Wewenang yang dimiliki oleh Kepala Badan Pertanahan Nasional dilihat dari sumber
kewenangan penerbitan keputusan objek yang disengkatan yaitu Peraturan Menteri Negara
Agraria/Kepala Badan Pertanahan Nasional No. 9 Tahun 1999 Tentang Tata Cara Pemberian dan
Pembatalan Hak Atas Tanah Negara dan Hak Pengelolaan. Dalam Pasal 1 angka 14 disebutkan
bahwa pembatalan hak atas tanah adalah pembatalan keputusan pemberian suatu hak atas tanah
atau sertipikat hak atas tanah karena keputusan tersebut mengandung cacad hukum administrasi
dalam penerbitannya atau untuk melaksanakan putusan pengadilan yang telah memperoleh
kekuatan hukum tetap.
Menurut pasal 3 angka (1) Peraturan Menteri Negara Agraria/Kepala Badan Pertanahan
Nasional No. 9 Tahun 1999 Pemberian dan pembatalan Hak Milik, Hak Guna Usaha, Hak Guna
Bangunan, Hak Pakai dan Hak Pengelolaan dilakukan oleh Menteri dan menurut pasal 3 ayat (2)
Pemberian dan pembatalan hak sebagaimana dimaksud pada ayat (1), menteri dapat
melimpahkan kewenangannya kepada Kepala Kantor Wilayah, Kepala Kantor Pertanahan dan
Pejabat yang ditunjuk.
Dengan itu, maka Kepala Badan Pertanahan Nasional dapat dikatakan sebagai Tergugat
yang diatur pada pasal 1 angka 2 UU No. 5 Tahun 1986 jo. UU No. 9 Tahun 2004
Obyek Sengketa
Yang menjadi obyek dalam Peradilan Tata Usaha Negara adalah Keputusan Tata Usaha
Negara (KTUN). Keputusan Tata Usaha Negara sesuai pasal 1 angka 3 UU No. 5 Tahun 1986 jo.

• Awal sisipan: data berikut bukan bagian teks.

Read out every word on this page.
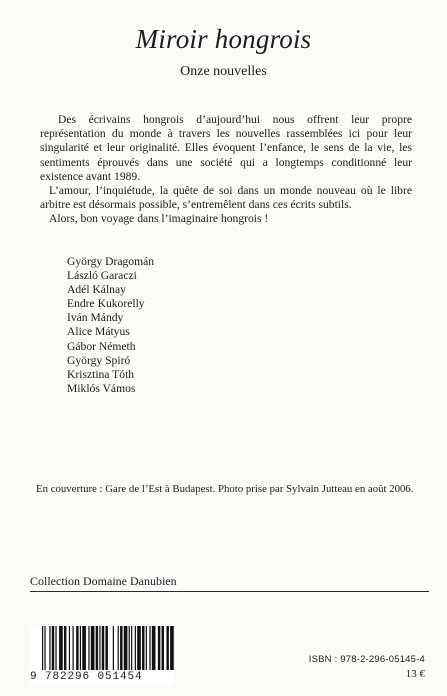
Miroir hongrois
Onze nouvelles

Des écrivains hongrois d’aujourd’hui nous offrent leur propre représentation du monde à travers les nouvelles rassemblées ici pour leur singularité et leur originalité. Elles évoquent l’enfance, le sens de la vie, les sentiments éprouvés dans une société qui a longtemps conditionné leur existence avant 1989.

L’amour, l’inquiétude, la quête de soi dans un monde nouveau où le libre arbitre est désormais possible, s’entremêlent dans ces écrits subtils.

Alors, bon voyage dans l’imaginaire hongrois !

György Dragomán
László Garaczi
Adél Kálnay
Endre Kukorelly
Iván Mándy
Alice Mátyus
Gábor Németh
György Spiró
Krisztina Tóth
Miklós Vámos
En couverture : Gare de l’Est à Budapest. Photo prise par Sylvain Jutteau en août 2006.
Collection Domaine Danubien
9 782296 051454
ISBN : 978-2-296-05145-4
13 €
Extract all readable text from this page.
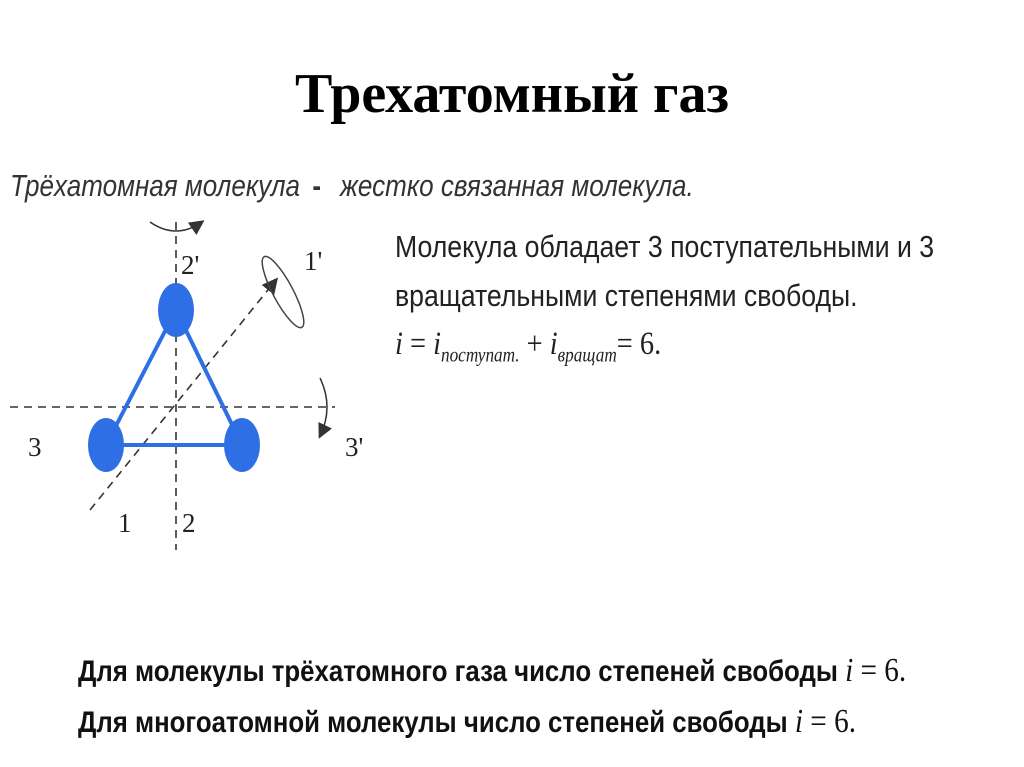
Трехатомный газ
Трёхатомная молекула - жестко связанная молекула.
Молекула обладает 3 поступательными и 3
вращательными степенями свободы.
$i = i_{поступат.} + i_{вращат}= 6$.
2'	1'
3	3'
1 2
Для молекулы трёхатомного газа число степеней свободы i = 6.
Для многоатомной молекулы число степеней свободы i = 6.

UU No. 9 Tahun 2004 adalah penetapan tertulis yang dikeluarkan oleh Badan atau Pejabat Tata
Usaha Negara yang berisi tindakan hukum tata usaha negara yang berdasarkan peraturan
perundang-undangan yang berlaku yang bersifat konkret, individual, dan final, yang
menimbulkan akibat hukum bagi seseorang atau badan hukum perdata.
Dalam putusan ini Keputusan Tata Usaha Negara yang dipersengketakan adalah Surat
Keputusan Kepala Badan Pertanahan Nasional Nomor: 24-XI-1996 tanggal 3 Desember 1996
tentang Pembatalan Sertifikat Hak Milik No.7/Puspasari dan Sertifikat No.8/Puspasari atas nama
Ny. Tutun Suganda. Surat Keputusan tersebut merupakan Keputusan Tata Usaha Negara sesuai
pasal 1 angka 3 UU No. 5 Tahun 1986 jo. UU No. 9 Tahun 2004.
3. Tenggang Waktu
Berdasarkan Pasal 55 Undang-Undang Nomor 5 Tahun 1986 jo. Undang-Undang Nomor
9 Tahun 2004 jo. Undang-Undang Nomor 51 Tahun 2009 tentang Peradilan Tata Usaha
Negara, suatu gugatan yang diajukan kepada Pengadilan Tata Usaha Negara hanya dapat
diajukan dalam tenggang waktu 90 (sembilan puluh) hari terhitung sejak saat diterimanya
atau diumumkannya Keputusan Badan atau Pejabat Tata Usaha Negara. Sehingga apabila
gugatan telah melewati jangka waktu yang ditentukan, maka gugatan tersebut menjadi batal
demi hukum. Penentuan 90 (sembilan puluh) hari tersebut dinterpretasikan secara bervariasi.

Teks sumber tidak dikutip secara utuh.